RTL-Entropy is a Linux based entropy generator which uses the RTL-SDR as the entropy source. It works by using the RTL-SDR to sample atmospheric noise and then using that noise to create randomly generated numbers.

This is useful as computers are only capable of generating pseudo-random numbers, which may look random, but are not truly random. For cryptography and security, it is desirable to use true random numbers, as pseudo-random numbers can possibly be predicted. Combining this RTL-SDR based entropy source with other entropy sources may help improve security.

5 comments

  1. Peter

    Ok, here goes…
    I create a Random Number Generator that I start, then at a human random time I ask for a number [press a button at an x time] – It has been generating RN (random numbers since I started it, until when I pressed the ‘generate’ button)
    It then uses that random number I asked for to listen at that frequence on an SDR and ‘down load’ 8 bits of what ever it hears at that time [usualy static] I then use those 8 bits and add them to another random generated 8 bit computer number.
    This 16 bit number gets split into a string of 2x 8 bit numbers by taking
    “2468” of the string to a first stack and “1357” to the second stack.
    I generate another computer number. if even, I use 1st stack as the frequency, if odd I use the second stack as the frequency. the Other stack I use as a time shift To take a randdom sample at time ‘other stack’ and sample 16 bits of static.
    From thoses 16 bits, I generate a number of the length required. If I need a bigger number, I reiterate the process to create another 16 bits, until done.
    BTW my SDR is a HackRF, with a span from 1MHz. to 6Ghz. [think you can spoof that?]
    Whole process takes 45mS. for a 200 digit number

  2. Eddie

    Umm… Not to nit-pick or anything but I think the jury is still out on the existence of TRUE random numbers. But yes, for those of us who are not God (or whatever your favorite all-knowing, all-seeing entity may be), atmospheric noise is a great way to get seemingly random information.

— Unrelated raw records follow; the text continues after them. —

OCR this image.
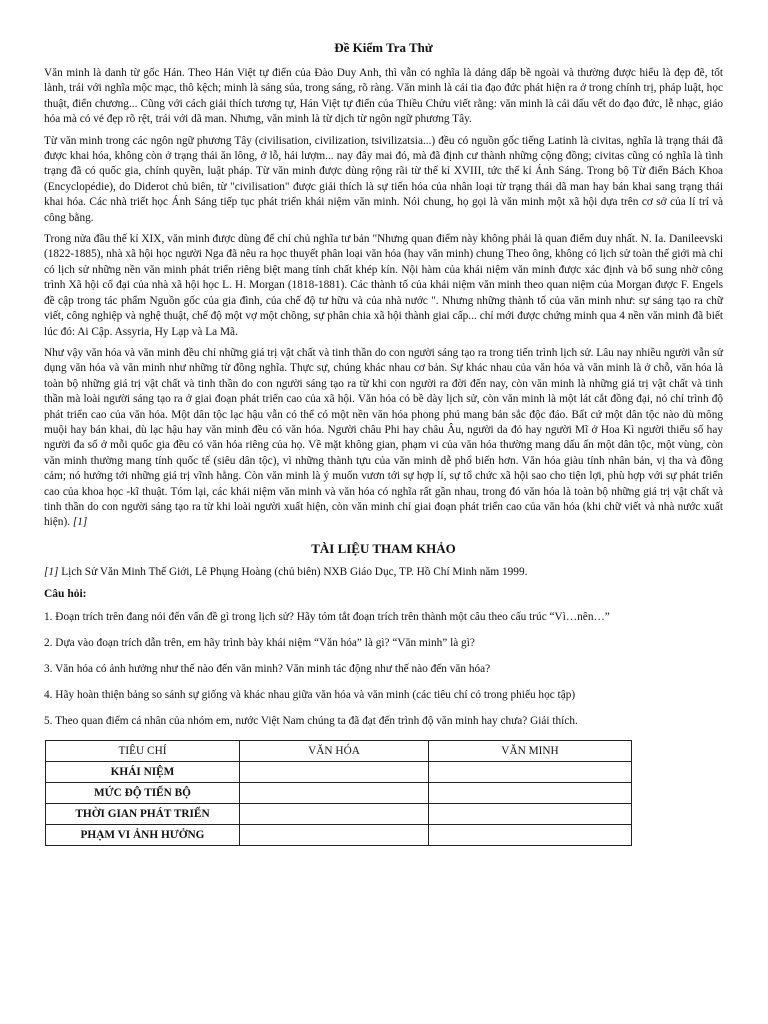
Đề Kiểm Tra Thử

Văn minh là danh từ gốc Hán. Theo Hán Việt tự điển của Đào Duy Anh, thì vẫn có nghĩa là dáng dấp bề ngoài và thường được hiểu là đẹp đẽ, tốt lành, trái với nghĩa mộc mạc, thô kệch; minh là sáng sủa, trong sáng, rõ ràng. Văn minh là cái tia đạo đức phát hiện ra ở trong chính trị, pháp luật, học thuật, điển chương... Cũng với cách giải thích tương tự, Hán Việt tự điển của Thiều Chửu viết rằng: văn minh là cái dấu vết do đạo đức, lễ nhạc, giáo hóa mà có vẻ đẹp rõ rệt, trái với dã man. Nhưng, văn minh là từ dịch từ ngôn ngữ phương Tây.

Từ văn minh trong các ngôn ngữ phương Tây (civilisation, civilization, tsivilizatsia...) đều có nguồn gốc tiếng Latinh là civitas, nghĩa là trạng thái đã được khai hóa, không còn ở trạng thái ăn lông, ở lỗ, hái lượm... nay đây mai đó, mà đã định cư thành những cộng đồng; civitas cũng có nghĩa là tình trạng đã có quốc gia, chính quyền, luật pháp. Từ văn minh được dùng rộng rãi từ thế kỉ XVIII, tức thế kỉ Ánh Sáng. Trong bộ Từ điển Bách Khoa (Encyclopédie), do Diderot chủ biên, từ "civilisation" được giải thích là sự tiến hóa của nhân loại từ trạng thái dã man hay bán khai sang trạng thái khai hóa. Các nhà triết học Ánh Sáng tiếp tục phát triển khái niệm văn minh. Nói chung, họ gọi là văn minh một xã hội dựa trên cơ sở của lí trí và công bằng.

Trong nửa đầu thế kỉ XIX, văn minh được dùng để chỉ chủ nghĩa tư bản "Nhưng quan điểm này không phải là quan điểm duy nhất. N. Ia. Danileevski (1822-1885), nhà xã hội học người Nga đã nêu ra học thuyết phân loại văn hóa (hay văn minh) chung Theo ông, không có lịch sử toàn thế giới mà chỉ có lịch sử những nền văn minh phát triển riêng biệt mang tính chất khép kín. Nội hàm của khái niệm văn minh được xác định và bổ sung nhờ công trình Xã hội cổ đại của nhà xã hội học L. H. Morgan (1818-1881). Các thành tố của khái niệm văn minh theo quan niệm của Morgan được F. Engels đề cập trong tác phẩm Nguồn gốc của gia đình, của chế độ tư hữu và của nhà nước ". Nhưng những thành tố của văn minh như: sự sáng tạo ra chữ viết, công nghiệp và nghệ thuật, chế độ một vợ một chồng, sự phân chia xã hội thành giai cấp... chỉ mới được chứng minh qua 4 nền văn minh đã biết lúc đó: Ai Cập. Assyria, Hy Lạp và La Mã.

Như vậy văn hóa và văn minh đều chỉ những giá trị vật chất và tinh thần do con người sáng tạo ra trong tiến trình lịch sử. Lâu nay nhiều người vẫn sử dụng văn hóa và văn minh như những từ đồng nghĩa. Thực sự, chúng khác nhau cơ bản. Sự khác nhau của văn hóa và văn minh là ở chỗ, văn hóa là toàn bộ những giá trị vật chất và tinh thần do con người sáng tạo ra từ khi con người ra đời đến nay, còn văn minh là những giá trị vật chất và tinh thần mà loài người sáng tạo ra ở giai đoạn phát triển cao của xã hội. Văn hóa có bề dày lịch sử, còn văn minh là một lát cắt đồng đại, nó chỉ trình độ phát triển cao của văn hóa. Một dân tộc lạc hậu vẫn có thể có một nền văn hóa phong phú mang bản sắc độc đáo. Bất cứ một dân tộc nào dù mông muội hay bán khai, dù lạc hậu hay văn minh đều có văn hóa. Người châu Phi hay châu Âu, người da đỏ hay người Mĩ ở Hoa Kì người thiểu số hay người đa số ở mỗi quốc gia đều có văn hóa riêng của họ. Về mặt không gian, phạm vi của văn hóa thường mang dấu ấn một dân tộc, một vùng, còn văn minh thường mang tính quốc tế (siêu dân tộc), vì những thành tựu của văn minh dễ phổ biến hơn. Văn hóa giàu tính nhân bản, vị tha và đồng cảm; nó hướng tới những giá trị vĩnh hằng. Còn văn minh là ý muốn vươn tới sự hợp lí, sự tổ chức xã hội sao cho tiện lợi, phù hợp với sự phát triển cao của khoa học -kĩ thuật. Tóm lại, các khái niệm văn minh và văn hóa có nghĩa rất gần nhau, trong đó văn hóa là toàn bộ những giá trị vật chất và tinh thần do con người sáng tạo ra từ khi loài người xuất hiện, còn văn minh chỉ giai đoạn phát triển cao của văn hóa (khi chữ viết và nhà nước xuất hiện). [1]

TÀI LIỆU THAM KHẢO

[1] Lịch Sử Văn Minh Thế Giới, Lê Phụng Hoàng (chủ biên) NXB Giáo Dục, TP. Hồ Chí Minh năm 1999.

Câu hỏi:

1. Đoạn trích trên đang nói đến vấn đề gì trong lịch sử? Hãy tóm tắt đoạn trích trên thành một câu theo cấu trúc “Vì…nên…”

2. Dựa vào đoạn trích dẫn trên, em hãy trình bày khái niệm “Văn hóa” là gì? “Văn minh” là gì?

3. Văn hóa có ảnh hưởng như thế nào đến văn minh? Văn minh tác động như thế nào đến văn hóa?

4. Hãy hoàn thiện bảng so sánh sự giống và khác nhau giữa văn hóa và văn minh (các tiêu chí có trong phiếu học tập)

5. Theo quan điểm cá nhân của nhóm em, nước Việt Nam chúng ta đã đạt đến trình độ văn minh hay chưa? Giải thích.

TIÊU CHÍ	VĂN HÓA	VĂN MINH
KHÁI NIỆM		
MỨC ĐỘ TIẾN BỘ		
THỜI GIAN PHÁT TRIỂN		
PHẠM VI ẢNH HƯỞNG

    Given a few thousand more years to evolve better brains and develop technology (or become Gods) it is conceivable that we (or our successors) might learn to “sniff” the atmospheric noise in order to predict lightning strikes, earthquakes, or even the price of gasoline.

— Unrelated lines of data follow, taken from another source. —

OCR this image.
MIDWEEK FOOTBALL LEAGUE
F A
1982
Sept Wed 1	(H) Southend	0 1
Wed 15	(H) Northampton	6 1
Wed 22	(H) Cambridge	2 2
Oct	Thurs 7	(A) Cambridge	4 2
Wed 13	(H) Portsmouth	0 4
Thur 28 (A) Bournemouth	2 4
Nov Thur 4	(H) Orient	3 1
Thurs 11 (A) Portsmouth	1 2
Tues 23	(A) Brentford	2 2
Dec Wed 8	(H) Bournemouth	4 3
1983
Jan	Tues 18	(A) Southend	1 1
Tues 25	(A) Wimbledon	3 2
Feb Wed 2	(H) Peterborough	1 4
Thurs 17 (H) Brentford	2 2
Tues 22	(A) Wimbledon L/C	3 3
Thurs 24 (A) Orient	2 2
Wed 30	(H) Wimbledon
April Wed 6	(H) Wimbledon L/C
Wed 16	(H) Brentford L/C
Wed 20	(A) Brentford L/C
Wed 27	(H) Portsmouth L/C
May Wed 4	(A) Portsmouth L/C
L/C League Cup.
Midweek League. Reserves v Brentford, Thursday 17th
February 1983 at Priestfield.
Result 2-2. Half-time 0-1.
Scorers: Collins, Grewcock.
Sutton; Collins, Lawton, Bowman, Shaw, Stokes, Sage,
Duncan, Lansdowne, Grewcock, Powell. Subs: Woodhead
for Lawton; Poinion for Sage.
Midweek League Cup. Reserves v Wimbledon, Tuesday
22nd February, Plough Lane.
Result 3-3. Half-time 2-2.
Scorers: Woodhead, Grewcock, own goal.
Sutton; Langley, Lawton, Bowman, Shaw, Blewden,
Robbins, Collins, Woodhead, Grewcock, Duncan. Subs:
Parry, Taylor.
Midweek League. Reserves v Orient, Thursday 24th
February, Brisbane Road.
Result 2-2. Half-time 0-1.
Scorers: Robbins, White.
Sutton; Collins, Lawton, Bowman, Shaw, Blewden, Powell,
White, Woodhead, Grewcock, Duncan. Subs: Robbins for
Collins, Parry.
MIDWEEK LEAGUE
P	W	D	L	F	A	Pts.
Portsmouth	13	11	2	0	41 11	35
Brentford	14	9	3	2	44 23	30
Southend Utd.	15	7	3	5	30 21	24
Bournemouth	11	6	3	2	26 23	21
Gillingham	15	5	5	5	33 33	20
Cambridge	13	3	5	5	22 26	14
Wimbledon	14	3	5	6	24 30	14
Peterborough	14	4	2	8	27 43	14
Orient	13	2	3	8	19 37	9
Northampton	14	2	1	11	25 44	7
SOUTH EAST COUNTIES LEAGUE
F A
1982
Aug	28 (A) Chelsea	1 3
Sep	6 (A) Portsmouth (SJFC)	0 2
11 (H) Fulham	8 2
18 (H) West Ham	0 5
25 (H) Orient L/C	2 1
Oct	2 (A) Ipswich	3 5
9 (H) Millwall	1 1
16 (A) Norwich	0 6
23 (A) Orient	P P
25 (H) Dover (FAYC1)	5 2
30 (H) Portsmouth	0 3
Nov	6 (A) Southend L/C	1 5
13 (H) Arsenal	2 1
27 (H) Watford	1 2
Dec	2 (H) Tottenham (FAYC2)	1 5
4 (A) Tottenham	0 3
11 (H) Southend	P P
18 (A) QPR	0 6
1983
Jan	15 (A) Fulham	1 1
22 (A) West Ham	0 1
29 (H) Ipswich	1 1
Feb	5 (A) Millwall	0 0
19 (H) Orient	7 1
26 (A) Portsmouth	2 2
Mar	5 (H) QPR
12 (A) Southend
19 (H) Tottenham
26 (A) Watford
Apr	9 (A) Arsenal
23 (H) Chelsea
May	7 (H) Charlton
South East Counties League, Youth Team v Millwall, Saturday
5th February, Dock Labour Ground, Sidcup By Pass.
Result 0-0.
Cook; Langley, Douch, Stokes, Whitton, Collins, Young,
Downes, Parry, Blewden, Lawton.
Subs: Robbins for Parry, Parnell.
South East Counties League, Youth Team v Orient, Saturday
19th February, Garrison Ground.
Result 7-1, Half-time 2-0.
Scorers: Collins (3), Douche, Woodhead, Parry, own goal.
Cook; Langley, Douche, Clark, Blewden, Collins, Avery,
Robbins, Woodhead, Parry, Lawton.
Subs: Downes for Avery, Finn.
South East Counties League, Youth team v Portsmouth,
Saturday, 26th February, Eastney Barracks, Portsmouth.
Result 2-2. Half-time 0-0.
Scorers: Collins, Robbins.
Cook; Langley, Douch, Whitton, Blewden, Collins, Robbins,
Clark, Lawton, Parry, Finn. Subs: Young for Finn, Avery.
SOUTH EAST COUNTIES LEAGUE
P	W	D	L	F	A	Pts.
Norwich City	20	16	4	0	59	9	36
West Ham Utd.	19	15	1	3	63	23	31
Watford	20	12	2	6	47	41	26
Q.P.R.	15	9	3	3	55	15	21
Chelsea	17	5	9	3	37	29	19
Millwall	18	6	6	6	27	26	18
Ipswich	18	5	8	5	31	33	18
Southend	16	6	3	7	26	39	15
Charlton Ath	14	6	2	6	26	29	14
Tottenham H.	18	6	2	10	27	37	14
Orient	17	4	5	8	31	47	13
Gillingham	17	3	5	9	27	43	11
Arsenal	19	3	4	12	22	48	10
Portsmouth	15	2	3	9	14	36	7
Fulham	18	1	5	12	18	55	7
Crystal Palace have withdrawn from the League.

    If I become a God, I’ll come down and give you a pencil that only writes TRUE random numbers… if you still want it. Then I’ll smote someone because I’ve always wanted to do that.

    • Aaron Toponce

      Atmospheric noise is a horrible way to get random sequences of data. Atmospheric noise is nothing more than an RF receiver, and anyone on the same frequency can manipulate the signal, and manipulate your “random bits”. You’re better off tuning into multiple unique frequencies simultaneously, putting that data into a pool, then whitening. And even then, there is nothing stopping me from manipulating the signals that you’re tuned to.

      The best random data systems are the ones that are closed to external interference, like radioactive decay, avalanche noise, or diode breakdown. Thermal noise could be an option, but if the external temperature of the surrounding environment can be manipulated by a 3rd party, then it fails as well. Shot noise and passing photos through a semi transparent mirror could work, if the system is closed, for the same reason.

      Random numbers is hard. While the rtl-entropy project is cool, I would much prefer to send it through the systems CSPRNG, and get your data from there, rather than read it directly.

      • Toby

        True, but it seems like an unlikely attack, as they’d need to be nearby, but not so close as to have physical access (since presumably that’d be a more serious problem).